Stockholm+50

By United Nations Environment Programme

Stockholm+50

📅 2 – 3 June 2022
Stockholm, Sweden

Stockholm+50 is an international meeting convened by the United Nations General Assembly to be held in Stockholm, Sweden from 2-3 June 2022. This meeting will commemorate the 50 years since the 1972 United Nations Conference on the Human Environment, which made the environment a pressing global issue for the first time.

Some 122 countries attended, and participants adopted a series of principles on the environment, including the Stockholm Declaration and Action Plan for the Human Environment. The United Nations Environment Programme was created as a result of the conference. Mr. Maurice Strong, Secretary-General of the 1972 event, said the lasting message from the event was a “realization that man has come to one of those seminal points in his history where his own activities are the principal determinants of his own future.”

50 years after that Stockholm meeting, the world faces a triple planetary crisis of climate change, pollution, waste, nature, and biodiversity loss, as well as other planetary ills that are affecting current and future prosperity and wellbeing. An unhealthy planet threatens human health, prosperity, equality, and peace – as the world has seen only too clearly in COVID-19. It also threatens the achievement of the Sustainable Development Goals.

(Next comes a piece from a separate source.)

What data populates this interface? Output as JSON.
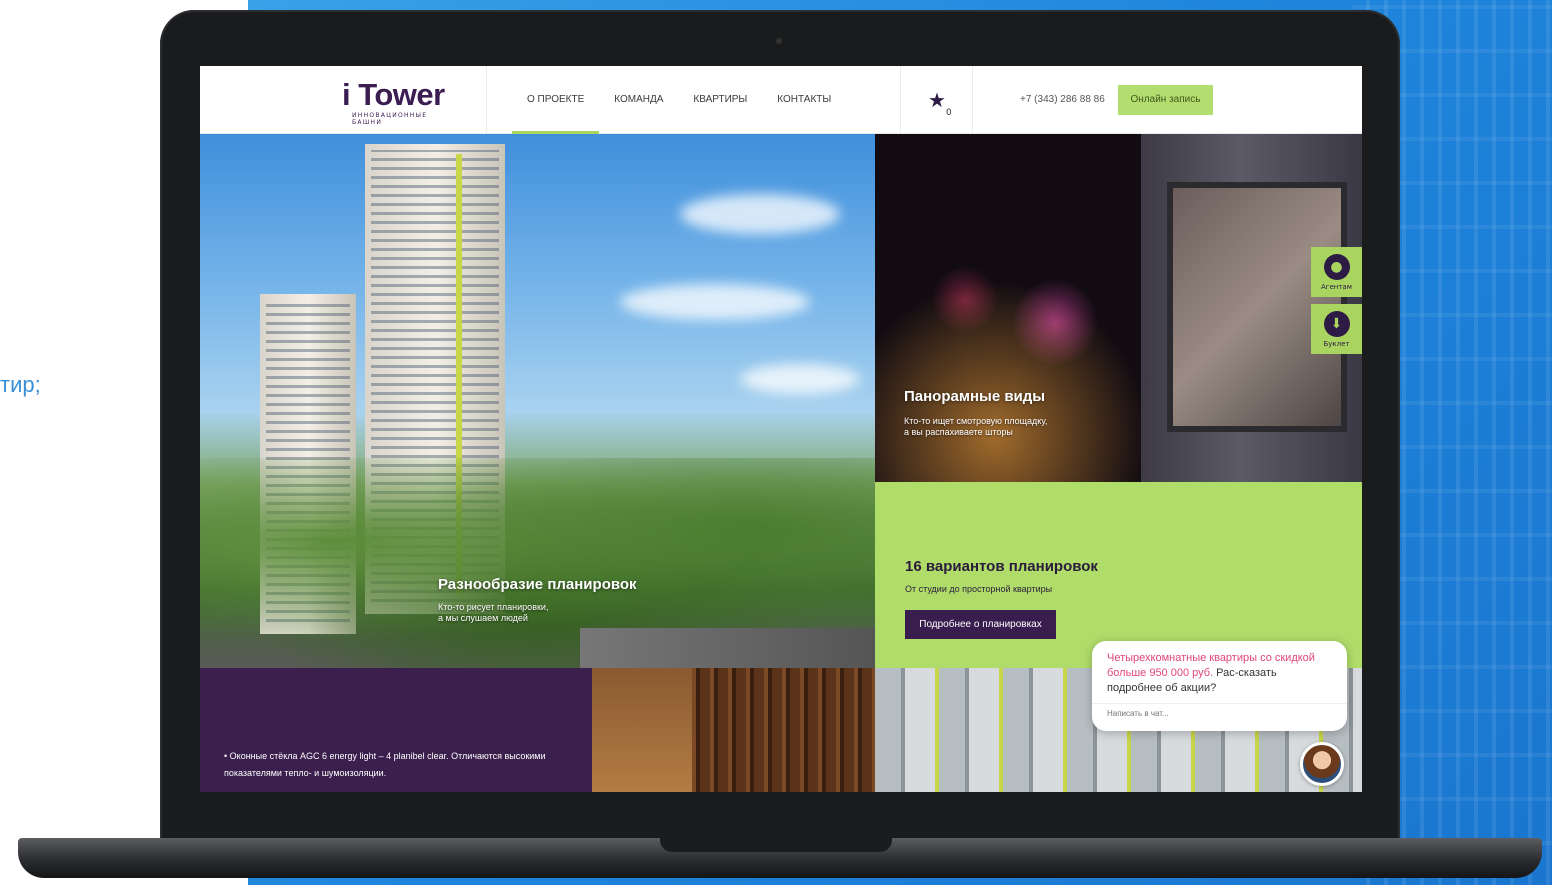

UN Secretary-General António Guterres has described the triple planetary crisis as “our number one existential threat” that needs “an urgent, all-out effort to turn things around.

Sweden will host Stockholm+50, with the support of Kenya. Stockholm+50 will be collaborative and multi-stakeholder in nature, open to all participants who will be invited to share experiences and initiatives to protect the planet and contribute to sustainable and inclusive development, including a sustainable recovery from the COVID -19 pandemic. The meeting will comprise an opening segment, four plenary meetings and three leadership dialogues, and a closing segment.

By recognizing the importance of multilateralism in tackling the Earth’s triple planetary crisis – climate, nature, and pollution – the event aims to act as a springboard to accelerate the implementation of the UN Decade of Action to deliver the Sustainable Development Goals, including the 2030 Agenda, Paris Agreement on climate change, the post-2020 global Biodiversity Framework, and encourage the adoption of green post-COVID-19 recovery plans.